Source SPLF Oxygénothérapie 2024 et conférence de consensus SRLF-SFMU 2025. Cible précisée dans la prescription médicale, à appliquer par l'IDE. La SpO2 reflète la saturation de l'hémoglobine, pas la PaO2 : une gazométrie artérielle peut être prescrite pour confirmer l'oxygénation.

SpO2 BPCO ou insuffisant respiratoire chronique

Normal

88 à 92 % sur prescription

Alerte

inférieure à 88 % ou supérieure à 92 % chez patient à risque d'hypercapnie

Critique

inférieure à 85 % avec dégradation clinique ou supérieure à 95 % avec somnolence et FR effondrée (suspicion de carbonarcose)

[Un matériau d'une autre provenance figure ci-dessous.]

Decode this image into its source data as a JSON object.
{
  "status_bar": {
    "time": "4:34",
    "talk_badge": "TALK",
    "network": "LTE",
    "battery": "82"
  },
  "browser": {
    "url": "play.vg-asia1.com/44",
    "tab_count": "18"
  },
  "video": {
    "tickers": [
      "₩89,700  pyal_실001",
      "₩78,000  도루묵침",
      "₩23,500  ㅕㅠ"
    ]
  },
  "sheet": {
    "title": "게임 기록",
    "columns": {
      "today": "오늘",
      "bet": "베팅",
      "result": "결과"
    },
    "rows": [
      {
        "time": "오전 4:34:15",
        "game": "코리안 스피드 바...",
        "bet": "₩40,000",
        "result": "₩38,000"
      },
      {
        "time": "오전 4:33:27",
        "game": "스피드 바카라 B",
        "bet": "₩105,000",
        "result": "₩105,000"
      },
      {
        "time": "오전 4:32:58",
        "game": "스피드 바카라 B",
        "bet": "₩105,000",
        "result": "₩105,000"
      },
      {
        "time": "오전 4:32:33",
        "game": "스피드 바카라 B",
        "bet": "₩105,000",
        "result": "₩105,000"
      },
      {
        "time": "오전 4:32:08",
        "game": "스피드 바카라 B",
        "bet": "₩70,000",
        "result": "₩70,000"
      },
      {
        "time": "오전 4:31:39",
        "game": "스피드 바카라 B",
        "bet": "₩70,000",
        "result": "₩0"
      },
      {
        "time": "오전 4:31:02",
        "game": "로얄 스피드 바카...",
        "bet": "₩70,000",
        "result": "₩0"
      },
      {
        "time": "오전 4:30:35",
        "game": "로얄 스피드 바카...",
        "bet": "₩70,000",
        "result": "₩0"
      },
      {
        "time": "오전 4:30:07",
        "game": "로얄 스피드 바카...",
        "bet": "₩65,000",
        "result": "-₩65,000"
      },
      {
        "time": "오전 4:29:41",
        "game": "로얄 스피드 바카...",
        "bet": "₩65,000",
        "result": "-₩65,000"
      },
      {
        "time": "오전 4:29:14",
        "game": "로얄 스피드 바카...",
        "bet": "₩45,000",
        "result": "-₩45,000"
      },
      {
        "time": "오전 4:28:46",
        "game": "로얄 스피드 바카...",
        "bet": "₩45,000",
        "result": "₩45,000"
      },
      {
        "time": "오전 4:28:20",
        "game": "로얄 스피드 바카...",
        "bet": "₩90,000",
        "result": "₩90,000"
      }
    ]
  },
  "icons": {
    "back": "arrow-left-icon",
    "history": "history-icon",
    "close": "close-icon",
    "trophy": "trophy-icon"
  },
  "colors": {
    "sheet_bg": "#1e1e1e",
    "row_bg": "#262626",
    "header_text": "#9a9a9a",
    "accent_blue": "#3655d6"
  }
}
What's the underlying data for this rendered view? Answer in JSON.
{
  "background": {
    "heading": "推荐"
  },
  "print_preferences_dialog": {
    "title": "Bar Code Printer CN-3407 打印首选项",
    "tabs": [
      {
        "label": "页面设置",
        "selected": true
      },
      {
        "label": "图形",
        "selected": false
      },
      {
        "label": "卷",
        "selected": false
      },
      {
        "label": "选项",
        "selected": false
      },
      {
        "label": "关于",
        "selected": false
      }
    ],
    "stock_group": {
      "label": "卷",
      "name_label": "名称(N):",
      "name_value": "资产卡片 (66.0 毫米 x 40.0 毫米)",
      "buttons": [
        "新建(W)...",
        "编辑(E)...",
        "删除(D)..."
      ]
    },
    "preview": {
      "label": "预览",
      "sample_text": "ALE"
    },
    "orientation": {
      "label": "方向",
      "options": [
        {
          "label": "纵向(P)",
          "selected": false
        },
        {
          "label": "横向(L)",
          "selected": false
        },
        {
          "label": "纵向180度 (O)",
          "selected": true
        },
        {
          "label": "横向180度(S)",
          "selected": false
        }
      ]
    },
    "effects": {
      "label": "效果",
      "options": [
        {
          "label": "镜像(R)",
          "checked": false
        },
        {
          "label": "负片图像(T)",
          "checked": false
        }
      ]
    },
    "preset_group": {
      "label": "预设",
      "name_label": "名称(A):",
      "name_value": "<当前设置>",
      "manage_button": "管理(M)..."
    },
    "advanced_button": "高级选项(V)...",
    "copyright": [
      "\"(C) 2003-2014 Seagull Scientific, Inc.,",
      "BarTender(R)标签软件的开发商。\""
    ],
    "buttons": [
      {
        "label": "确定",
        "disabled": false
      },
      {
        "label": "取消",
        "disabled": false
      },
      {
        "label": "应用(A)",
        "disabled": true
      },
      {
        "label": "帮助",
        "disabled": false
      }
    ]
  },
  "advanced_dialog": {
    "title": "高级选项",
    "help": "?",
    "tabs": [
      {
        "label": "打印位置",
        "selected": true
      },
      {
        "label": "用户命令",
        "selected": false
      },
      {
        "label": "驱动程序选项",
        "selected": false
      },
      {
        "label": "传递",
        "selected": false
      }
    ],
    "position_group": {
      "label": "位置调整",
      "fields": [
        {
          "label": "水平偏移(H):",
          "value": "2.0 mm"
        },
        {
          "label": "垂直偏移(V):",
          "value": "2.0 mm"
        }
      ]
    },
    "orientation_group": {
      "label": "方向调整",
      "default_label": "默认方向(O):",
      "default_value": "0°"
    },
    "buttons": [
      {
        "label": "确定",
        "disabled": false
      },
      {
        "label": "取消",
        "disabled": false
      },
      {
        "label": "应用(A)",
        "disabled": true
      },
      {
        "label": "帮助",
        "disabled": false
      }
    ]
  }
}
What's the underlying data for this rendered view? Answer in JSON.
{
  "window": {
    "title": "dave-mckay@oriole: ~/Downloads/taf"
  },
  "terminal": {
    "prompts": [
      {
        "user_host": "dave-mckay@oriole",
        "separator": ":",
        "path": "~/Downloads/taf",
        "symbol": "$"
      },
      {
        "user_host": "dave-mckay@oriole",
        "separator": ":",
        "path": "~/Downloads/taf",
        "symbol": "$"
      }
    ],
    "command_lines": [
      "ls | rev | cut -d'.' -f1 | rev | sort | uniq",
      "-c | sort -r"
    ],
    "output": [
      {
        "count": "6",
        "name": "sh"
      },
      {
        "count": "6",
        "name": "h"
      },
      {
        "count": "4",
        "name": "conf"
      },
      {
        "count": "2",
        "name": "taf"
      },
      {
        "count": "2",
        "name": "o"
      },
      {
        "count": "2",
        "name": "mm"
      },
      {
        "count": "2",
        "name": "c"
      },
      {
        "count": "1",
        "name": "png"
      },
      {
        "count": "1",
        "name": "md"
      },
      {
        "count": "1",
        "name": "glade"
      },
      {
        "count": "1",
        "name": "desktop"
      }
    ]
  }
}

Source SPLF Recommandations BPCO 2017. Une SpO2 trop élevée sous O2 fort débit chez le BPCO peut induire une hypercapnie aiguë (carbonarcose). La cible 88 à 92 % est volontairement « basse » par sécurité.

Courbe pléthysmographique

Normal

Ample, régulière, pulsatile, concordante avec la FC

Alerte

Signal faible ou irrégulier (mesure peu fiable)

Critique

Absence de courbe (valeur de SpO2 affichée non interprétable)

Sans courbe de qualité, la valeur SpO2 affichée n'a aucune signification clinique. Vérifier le capteur et la perfusion périphérique avant de transmettre.

Indice de perfusion (IP)

Normal

Signal pulsatile stable et cohérent avec la clinique

Alerte

IP bas ou instable selon l'appareil : mesure à recouper

Critique

Signal absent ou incohérent : SpO2 non fiable

L'indice de perfusion aide à juger la qualité du signal au site du capteur, mais son seuil dépend du dispositif. En vasoconstriction, hypothermie ou bas débit, déplacer le capteur sur le lobe de l'oreille ou le front et recouper avec la clinique.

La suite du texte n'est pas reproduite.